Visweshwar Ram Marthi

Marthi's current research focus is Scintillometry, i.e. using measurements and measurables of interstellar scintillation to study the properties of the interstellar medium (ISM). One of the preferred ways of studying the ISM is to use compact background objects to study radio wave propagation through the medium, to glean its physical properties. Radio propagation through plasma induces several observable effects such as dispersion, scattering, and scintillation. Although the three effects are distinct, they are intimately linked to one another. Traditionally, pulsars have been used to observe these effects and hence study the ISM. Additionally, active galactic nuclei (AGNs), although less popular, are often used as ISM probes.
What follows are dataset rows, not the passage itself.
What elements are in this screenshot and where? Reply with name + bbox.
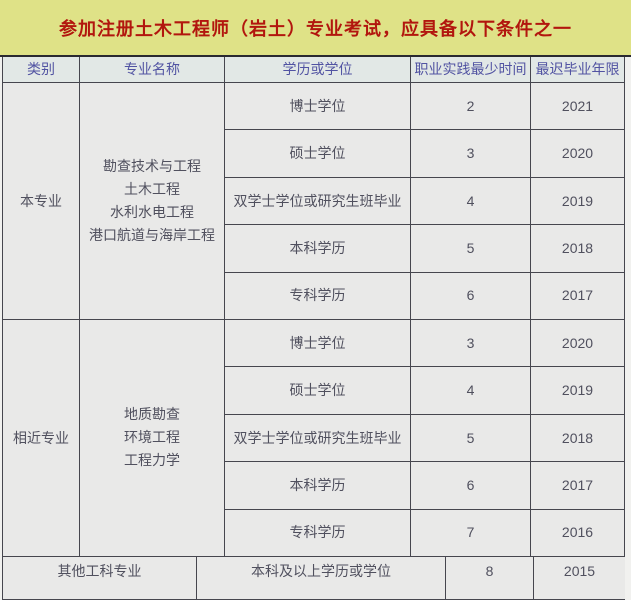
header-cell-major-name: 专业名称 [80,57,225,83]
degree-cell: 双学士学位或研究生班毕业 [225,177,411,226]
degree-cell: 本科及以上学历或学位 [197,556,446,599]
practice-years-cell: 2 [411,83,531,131]
header-cell-grad-year: 最迟毕业年限 [531,57,625,83]
practice-years-cell: 3 [411,130,531,178]
grad-year-cell: 2021 [531,83,625,131]
header-cell-practice-time: 职业实践最少时间 [411,57,531,83]
page-title: 参加注册土木工程师（岩土）专业考试，应具备以下条件之一 [59,18,572,39]
major-line: 工程力学 [124,452,180,469]
practice-years-cell: 3 [411,319,531,368]
header-cell-category: 类别 [3,57,80,83]
degree-cell: 博士学位 [225,319,411,368]
table-row-other-engineering: 其他工科专业 本科及以上学历或学位 8 2015 [3,556,625,600]
category-cell-similar-major: 相近专业 [3,319,80,557]
practice-years-cell: 8 [446,556,534,599]
degree-cell: 硕士学位 [225,367,411,415]
grad-year-cell: 2019 [531,367,625,415]
degree-cell: 专科学历 [225,272,411,320]
grad-year-cell: 2019 [531,177,625,226]
grad-year-cell: 2018 [531,414,625,463]
grad-year-cell: 2017 [531,272,625,320]
major-line: 地质勘查 [124,406,180,423]
category-cell-own-major: 本专业 [3,83,80,320]
grad-year-cell: 2018 [531,225,625,273]
category-cell-other-engineering: 其他工科专业 [3,556,197,599]
majors-cell-own-major: 勘查技术与工程 土木工程 水利水电工程 港口航道与海岸工程 [80,83,225,320]
grad-year-cell: 2017 [531,462,625,510]
grad-year-cell: 2020 [531,130,625,178]
major-line: 水利水电工程 [110,203,194,220]
major-line: 勘查技术与工程 [103,157,201,174]
header-cell-degree: 学历或学位 [225,57,411,83]
practice-years-cell: 4 [411,367,531,415]
grad-year-cell: 2015 [534,556,625,599]
degree-cell: 双学士学位或研究生班毕业 [225,414,411,463]
degree-cell: 本科学历 [225,462,411,510]
majors-cell-similar-major: 地质勘查 环境工程 工程力学 [80,319,225,557]
title-banner: 参加注册土木工程师（岩土）专业考试，应具备以下条件之一 [0,0,631,57]
practice-years-cell: 5 [411,225,531,273]
practice-years-cell: 7 [411,509,531,557]
grad-year-cell: 2016 [531,509,625,557]
major-line: 土木工程 [124,180,180,197]
major-line: 港口航道与海岸工程 [89,226,215,243]
degree-cell: 硕士学位 [225,130,411,178]
degree-cell: 博士学位 [225,83,411,131]
grad-year-cell: 2020 [531,319,625,368]
major-line: 环境工程 [124,429,180,446]
practice-years-cell: 4 [411,177,531,226]
degree-cell: 本科学历 [225,225,411,273]
practice-years-cell: 6 [411,462,531,510]
practice-years-cell: 5 [411,414,531,463]
practice-years-cell: 6 [411,272,531,320]
degree-cell: 专科学历 [225,509,411,557]
requirements-table: 类别 专业名称 学历或学位 职业实践最少时间 最迟毕业年限 本专业 勘查技术与工… [2,57,625,600]
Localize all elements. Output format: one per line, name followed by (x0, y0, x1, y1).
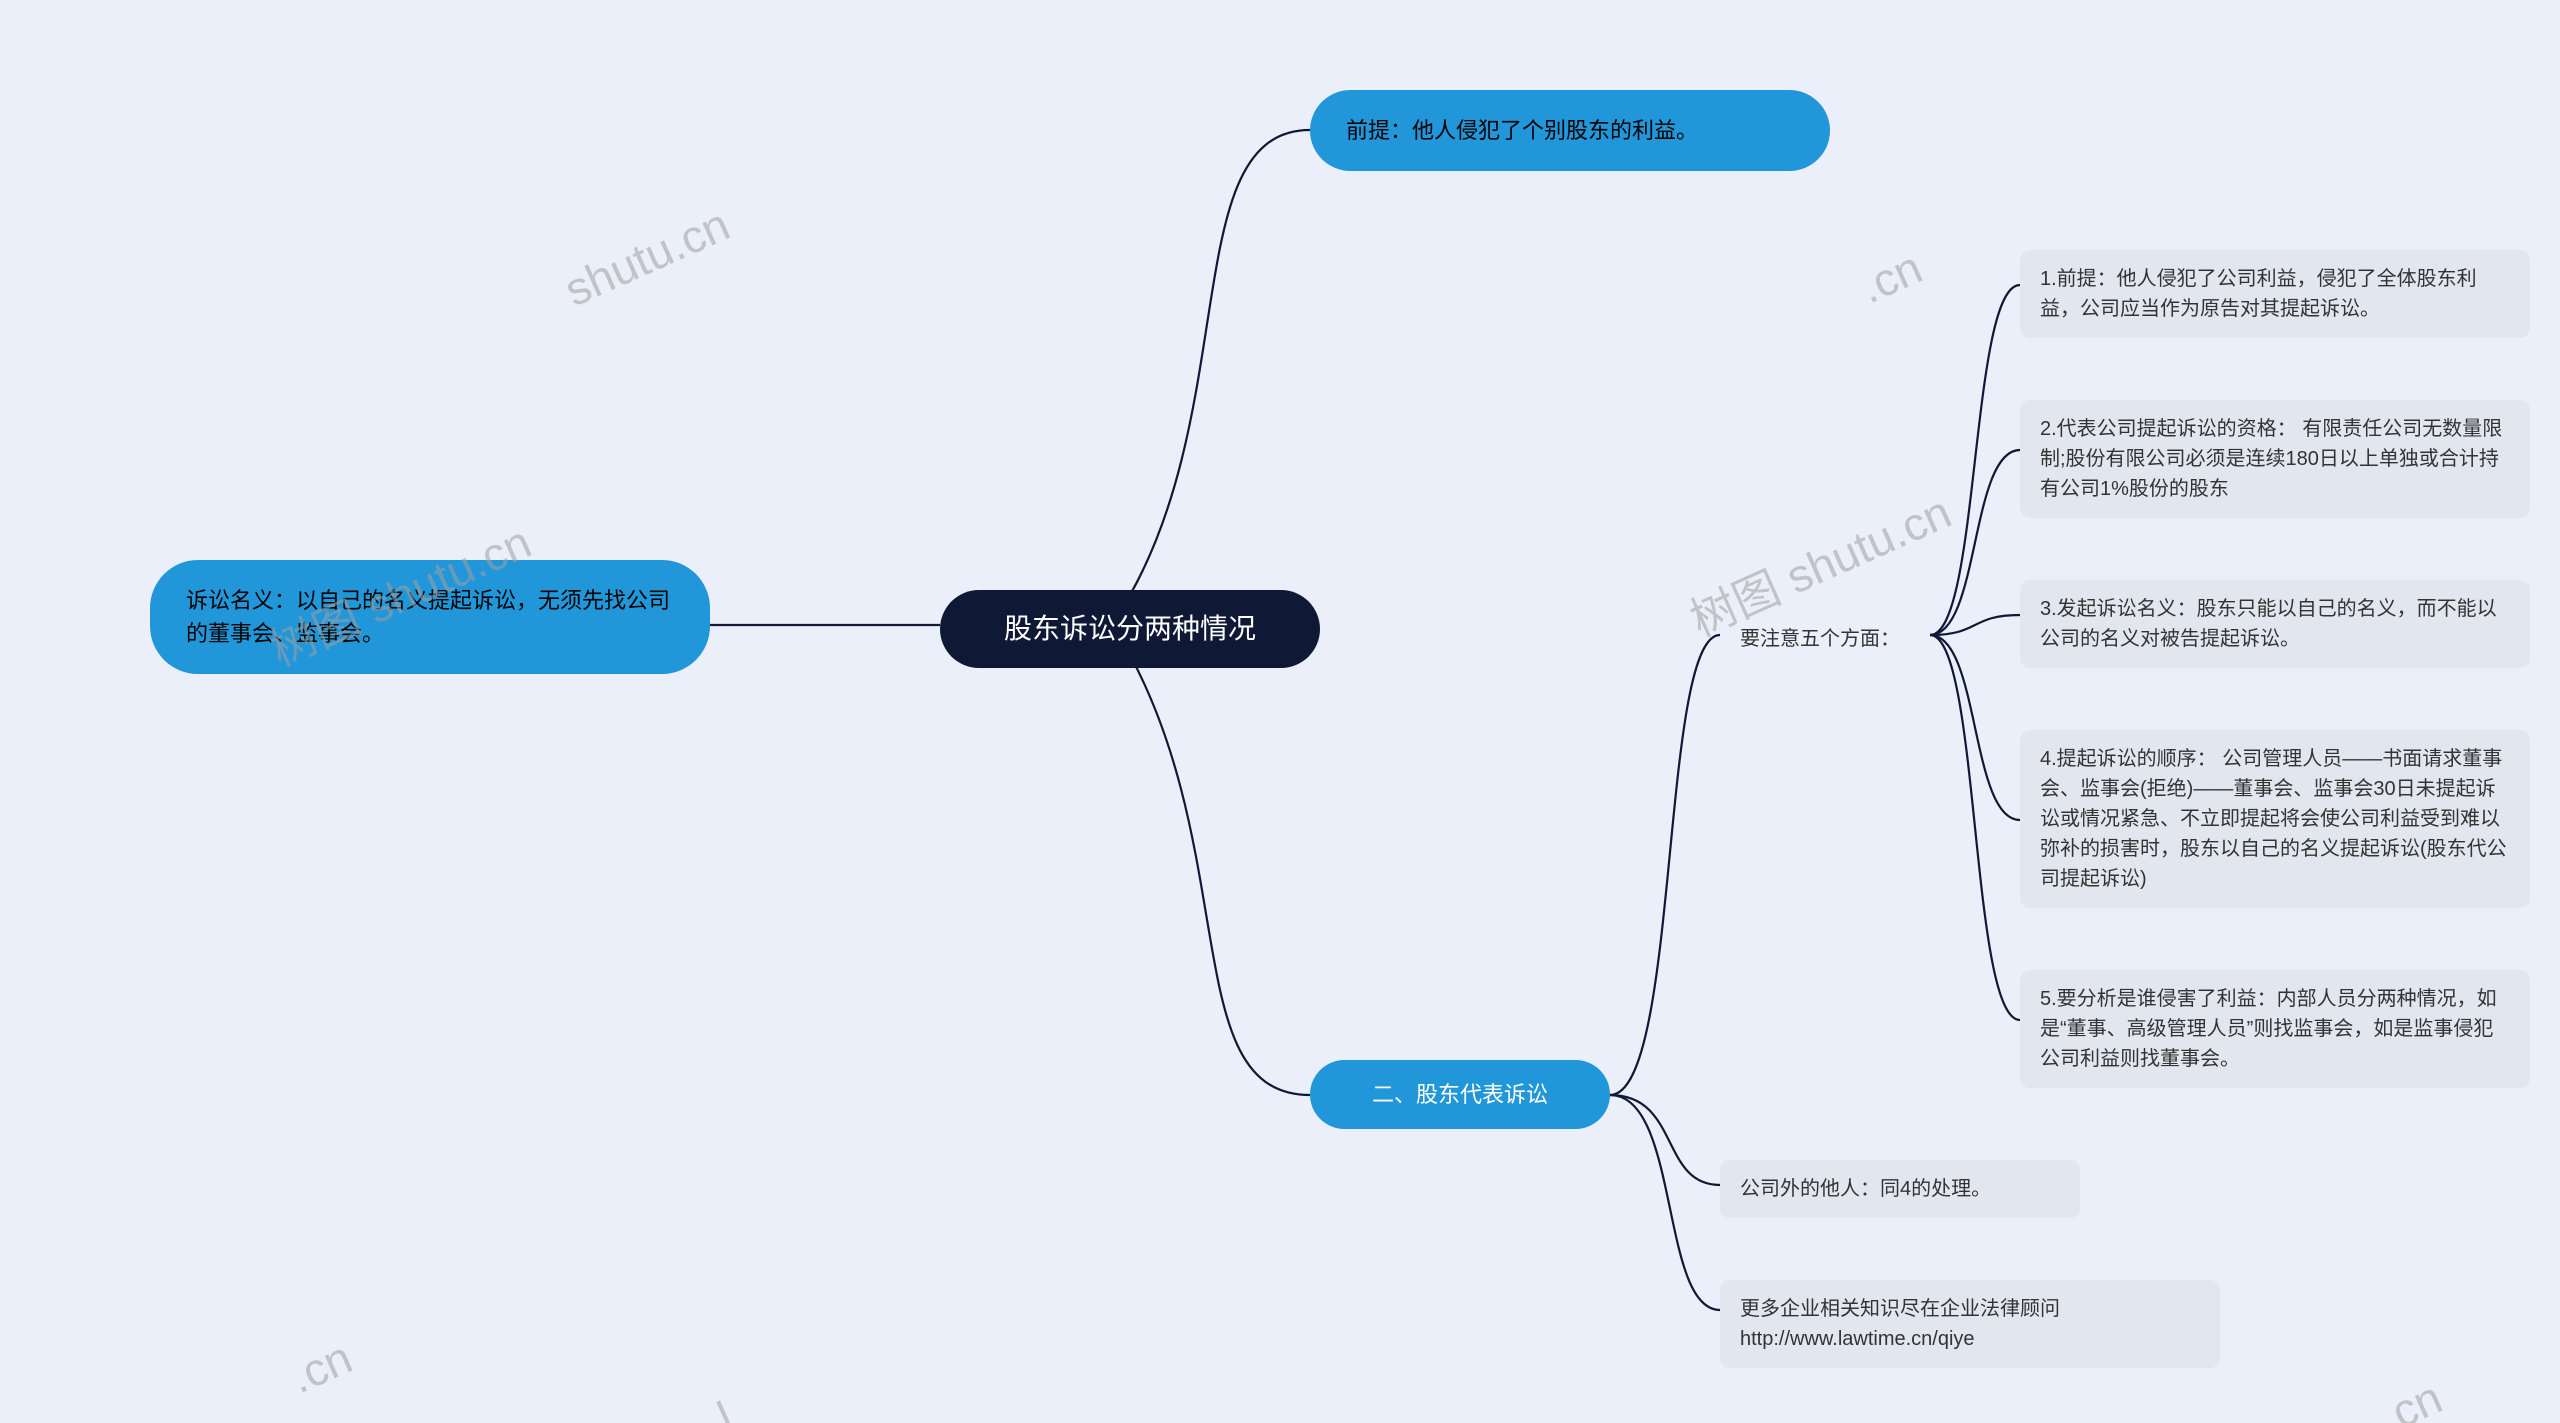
leaf-2[interactable]: 2.代表公司提起诉讼的资格： 有限责任公司无数量限制;股份有限公司必须是连续18… (2020, 400, 2530, 518)
leaf-4[interactable]: 4.提起诉讼的顺序： 公司管理人员——书面请求董事会、监事会(拒绝)——董事会、… (2020, 730, 2530, 908)
watermark: .cn (2372, 1370, 2450, 1423)
top-node-premise[interactable]: 前提：他人侵犯了个别股东的利益。 (1310, 90, 1830, 171)
left-node[interactable]: 诉讼名义：以自己的名义提起诉讼，无须先找公司的董事会、监事会。 (150, 560, 710, 674)
subleaf-moreinfo[interactable]: 更多企业相关知识尽在企业法律顾问http://www.lawtime.cn/qi… (1720, 1280, 2220, 1368)
watermark: .cn (282, 1330, 360, 1404)
root-node[interactable]: 股东诉讼分两种情况 (940, 590, 1320, 668)
node-representative-litigation[interactable]: 二、股东代表诉讼 (1310, 1060, 1610, 1129)
leaf-1[interactable]: 1.前提：他人侵犯了公司利益，侵犯了全体股东利益，公司应当作为原告对其提起诉讼。 (2020, 250, 2530, 338)
mindmap-canvas: 股东诉讼分两种情况 诉讼名义：以自己的名义提起诉讼，无须先找公司的董事会、监事会… (0, 0, 2560, 1423)
subleaf-others[interactable]: 公司外的他人：同4的处理。 (1720, 1160, 2080, 1218)
label-five-aspects: 要注意五个方面： (1720, 610, 1940, 668)
watermark: shutu.cn (557, 197, 738, 317)
watermark: .cn (1852, 240, 1930, 314)
leaf-3[interactable]: 3.发起诉讼名义：股东只能以自己的名义，而不能以公司的名义对被告提起诉讼。 (2020, 580, 2530, 668)
leaf-5[interactable]: 5.要分析是谁侵害了利益：内部人员分两种情况，如是“董事、高级管理人员”则找监事… (2020, 970, 2530, 1088)
edge-layer (0, 0, 2560, 1423)
watermark: l (709, 1390, 740, 1423)
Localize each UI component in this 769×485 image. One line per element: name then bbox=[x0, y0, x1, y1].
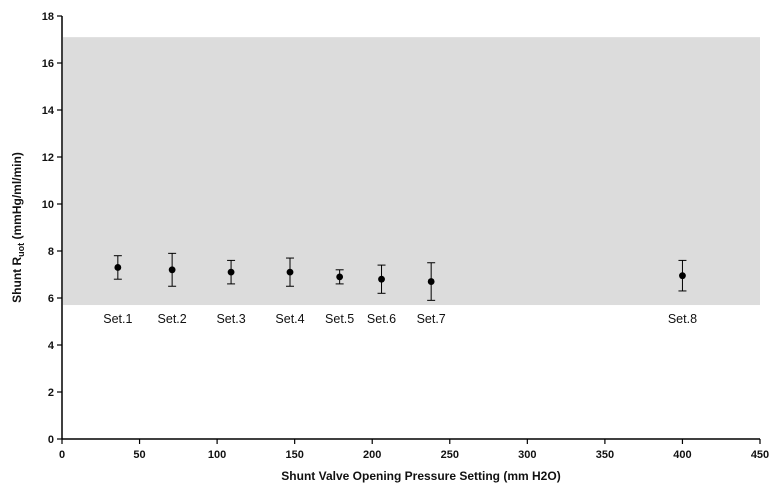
point-label: Set.6 bbox=[367, 312, 396, 326]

With the discovery of Fast Radio Bursts (FRBs) and the explosion in their numbers, these are now being used to study not just the ISM of the Milky Way, but also the properties of the ISM of the FRB host galaxy as well as the intergalactic medium. Using scintillation to study the phenomenon itself, as well as its applications to refine other measurements (such as, e.g., precisely solving pulsar binary orbits, measuring inclination angles, physical extent of emission regions, pulse reflex motion, extreme scattering and lensing, etc.) falls under Scintillometry. Marthi's scientific interests entail developing improved instrumentation to enable novel and niche science. He is therefore also working on Very Long Baseline Interferometry (VLBI) for the GMRT. Scintillometry can benefit greatly from VLBI, in terms of measuring the interstellar Green's function along different sightlines and the scattering geometry, i.e. whether isotropic or anisotropic. A census of pulsar scintillation can help build a 3D picture of the locations of scattering screens and explore the close and often less-than-intuitive connection between dispersion, scattering, and scintillation. As a longer-term research theme, he hopes to study the tiny-scale structure of the different phases of the ISM.